Ana Johann é roteirista, escritora e diretora reconhecida por seus roteiros inventivos, tanto em ficção quanto em documentário, tendo recebido diversos prêmios ao longo da carreira iniciada em 2007. 

Seu primeiro longa-metragem documental “Um Filme para Dirceu” (2012) estreou no 45° Festival de Brasília de Cinema Brasileiro e recebeu o prêmio especial de júri por estudo de linguagem.
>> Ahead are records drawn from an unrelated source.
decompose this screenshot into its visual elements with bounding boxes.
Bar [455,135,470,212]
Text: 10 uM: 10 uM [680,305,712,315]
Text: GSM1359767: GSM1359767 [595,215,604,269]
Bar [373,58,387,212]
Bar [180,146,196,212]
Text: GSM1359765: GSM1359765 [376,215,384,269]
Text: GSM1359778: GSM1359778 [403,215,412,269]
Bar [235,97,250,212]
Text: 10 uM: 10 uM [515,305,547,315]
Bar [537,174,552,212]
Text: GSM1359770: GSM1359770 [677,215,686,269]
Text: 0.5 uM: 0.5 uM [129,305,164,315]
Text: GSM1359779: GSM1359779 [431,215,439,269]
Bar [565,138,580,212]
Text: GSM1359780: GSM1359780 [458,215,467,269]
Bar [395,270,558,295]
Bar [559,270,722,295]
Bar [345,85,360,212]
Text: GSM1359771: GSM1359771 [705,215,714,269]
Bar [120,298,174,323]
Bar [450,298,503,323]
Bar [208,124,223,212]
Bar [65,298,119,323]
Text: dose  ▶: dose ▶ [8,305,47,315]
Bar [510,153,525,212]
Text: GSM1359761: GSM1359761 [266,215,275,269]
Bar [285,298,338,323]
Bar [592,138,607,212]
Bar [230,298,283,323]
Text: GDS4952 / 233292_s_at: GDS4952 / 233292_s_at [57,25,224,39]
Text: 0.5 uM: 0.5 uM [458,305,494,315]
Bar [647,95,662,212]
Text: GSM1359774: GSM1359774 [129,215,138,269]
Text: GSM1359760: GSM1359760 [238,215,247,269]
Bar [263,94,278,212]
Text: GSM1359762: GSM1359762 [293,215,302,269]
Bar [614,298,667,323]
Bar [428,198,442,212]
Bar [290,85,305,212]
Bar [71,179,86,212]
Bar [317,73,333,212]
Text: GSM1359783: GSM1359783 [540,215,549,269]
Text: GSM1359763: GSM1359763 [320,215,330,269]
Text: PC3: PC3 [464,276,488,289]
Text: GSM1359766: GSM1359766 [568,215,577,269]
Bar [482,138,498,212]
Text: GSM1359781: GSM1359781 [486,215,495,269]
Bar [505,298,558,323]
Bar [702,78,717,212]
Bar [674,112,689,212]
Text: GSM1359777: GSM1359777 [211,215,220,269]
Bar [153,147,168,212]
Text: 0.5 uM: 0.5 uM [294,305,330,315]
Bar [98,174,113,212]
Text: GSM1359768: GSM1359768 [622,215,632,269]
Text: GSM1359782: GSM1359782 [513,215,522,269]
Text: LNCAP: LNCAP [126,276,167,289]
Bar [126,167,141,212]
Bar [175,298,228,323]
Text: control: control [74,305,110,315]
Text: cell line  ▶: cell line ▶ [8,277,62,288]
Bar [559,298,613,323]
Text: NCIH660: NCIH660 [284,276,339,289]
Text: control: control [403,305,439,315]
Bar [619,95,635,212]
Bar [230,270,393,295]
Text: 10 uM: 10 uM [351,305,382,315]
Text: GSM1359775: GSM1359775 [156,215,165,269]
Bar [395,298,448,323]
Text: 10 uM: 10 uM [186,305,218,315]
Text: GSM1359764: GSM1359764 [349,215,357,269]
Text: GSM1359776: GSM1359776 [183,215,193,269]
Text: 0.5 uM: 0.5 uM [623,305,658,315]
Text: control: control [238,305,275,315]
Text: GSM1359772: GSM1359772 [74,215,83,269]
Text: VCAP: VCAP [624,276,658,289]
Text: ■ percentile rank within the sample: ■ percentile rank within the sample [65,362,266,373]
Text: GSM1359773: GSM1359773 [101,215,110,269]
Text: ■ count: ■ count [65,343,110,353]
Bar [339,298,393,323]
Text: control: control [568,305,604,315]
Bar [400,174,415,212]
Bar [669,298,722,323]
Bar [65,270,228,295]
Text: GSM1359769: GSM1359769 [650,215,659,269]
Seu terceiro longa-metragem ficcional “A mesma parte de um homem” (2022) lhe conferiu o prêmio Helena Ignez como destaque feminino na 24° Mostra de Tiradentes, e melhor roteiro original pela Associação Brasileira de Autores Roteiristas – ABRA, entre outros. Em 2027, estreia seu segundo longa-metragem de ficção, ”Tantas coisas contêm em si o acidente”.

Ana é graduada em Jornalismo e, em 2005, recebeu uma bolsa para estudar documentário na Universidade de Barcelona pelo projeto Ibermedia. Em 2015, concluiu seu mestrado em Comunicação e Linguagem com o lançamento do livro “A Construção do Poético no Roteiro Cinematográfico” (2017), que apresenta uma pesquisa sobre objetos simbólicos que aprofundam o roteiro. 

Em 2015, Ana Johann foi uma das três vencedoras do Concurso de Roteiros FRAPA - Festival de Roteiros Audiovisuais de Porto Alegre - com o projeto “Terrestre”, que posteriormente foi renomeado para “Dias que Palpitam no Escuro”. O projeto também foi selecionado para participar do Laboratório Internacional da Fundación Carolina - Ibermedia em 2017, realizado em Madrid, e conquistou um passe direto para o laboratório SANFIC ODS LAB em 2026, iniciativa alinhada à Agenda 2030 da ONU. 

Como autora, Ana investiga os núcleos familiares como microcosmos de uma estrutura maior, valendo-se da dramaturgia, da linguagem e do estranhamento para explorar as fissuras dessas composições. Também tem colaborado como roteirista com outros diretores em projetos cujas histórias ainda estão sob sigilo.

Sua capacidade em criar histórias e dirigir tanto na linguagem de ficção quanto documentário proporciona uma perspectiva abrangente na produção audiovisual, destacando-se como uma vantagem em seu trabalho.

Em 2023, lançou seu primeiro romance pela editora Nós, ”Histórias para matar a mulher boa”, semifinalista do Prêmio Oceanos de Literatura, um dos mais importantes da língua portuguesa. Em 2027, publicará um novo romance pela editora Todavia.